The U.S. Department of Education has released a list of non-profit four-year colleges and universities ranked by cost of tuition and other expenses. The list revealed that between 2008 and 2010 the average price of attending an institution of higher learning has increased by 15%, partially as a result of reduction in state education funding. In some public university systems, like Georgia, Arizona and California, the costs have gone up by more than 40%.
The DoE list is meant to serve as an aid for students seeking to get a clear picture of college costs when making their academic decisions. The news of the price hikes comes at an especially difficult time for both prospective and current students, who are not only facing steep tuition bills, but an uncertain job market once they complete their degree.
The price hikes aren’t unique to public colleges. Private schools, including the ones in the for-profit sector, also haven’t been shy about tuition bumps.

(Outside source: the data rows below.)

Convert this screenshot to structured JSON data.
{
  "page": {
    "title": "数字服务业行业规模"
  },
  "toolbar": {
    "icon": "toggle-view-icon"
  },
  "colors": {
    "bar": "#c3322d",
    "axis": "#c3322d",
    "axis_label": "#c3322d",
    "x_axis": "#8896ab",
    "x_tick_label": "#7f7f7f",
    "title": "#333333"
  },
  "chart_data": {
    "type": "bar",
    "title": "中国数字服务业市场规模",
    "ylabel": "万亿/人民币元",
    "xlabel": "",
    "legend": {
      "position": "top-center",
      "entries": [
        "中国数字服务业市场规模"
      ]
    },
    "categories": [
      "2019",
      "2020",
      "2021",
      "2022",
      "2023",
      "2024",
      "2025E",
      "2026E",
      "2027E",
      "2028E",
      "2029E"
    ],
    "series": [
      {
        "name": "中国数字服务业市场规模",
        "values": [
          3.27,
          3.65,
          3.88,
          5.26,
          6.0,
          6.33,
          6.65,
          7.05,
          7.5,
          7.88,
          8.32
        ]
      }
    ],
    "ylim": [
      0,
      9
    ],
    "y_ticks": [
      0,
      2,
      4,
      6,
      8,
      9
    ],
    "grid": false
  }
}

At Full Sail University, a film and art school in central Florida, the average price of tuition, fees, books, and other expenses totals $43,990, even when grants and scholarships are factored in. The average net price for an incoming Harvard student: $18,277, according to the department. Net price is cost of attendance minus grant and scholarship aid.
U.S. Secretary of Eduction Arne Duncan said that these kinds of cost increases are troubling, especially at the time when the Obama Administration has made it one of its goals to increase the proportion of U.S. students who are enrolling and graduating with a degree. Raising the number of college graduates is a key to staying globally competitive, economically, at a time when modern business requires a highly skilled labor force, especially in information systems and engineering industries.
Of public universities, Pennsylvania State University comes in at the top, with in-state tuition of $15,250, with the total cost of attendance clocking in at $19,816 – fourth in the nation. The spokesman for the school, Bill Mahon, blamed the tuition hike on state budget cuts that followed nearly ten years of anemic government funding support.
The data released Tuesday shows increases for four-year, public institutions that are similar what has been observed over the last decade, though Duncan said costs have increased faster in recent years. Between 2001-02 and 2011-12, in-state tuition and fees at public, four-year colleges increased at an average rate of 5.6% each year, according to the College Board’s 2011 report on trends in higher education pricing. That rate is higher than in previous decades: In the 1980s, tuition increased at about 4.5% each year, and in the 1990s at 3.2%.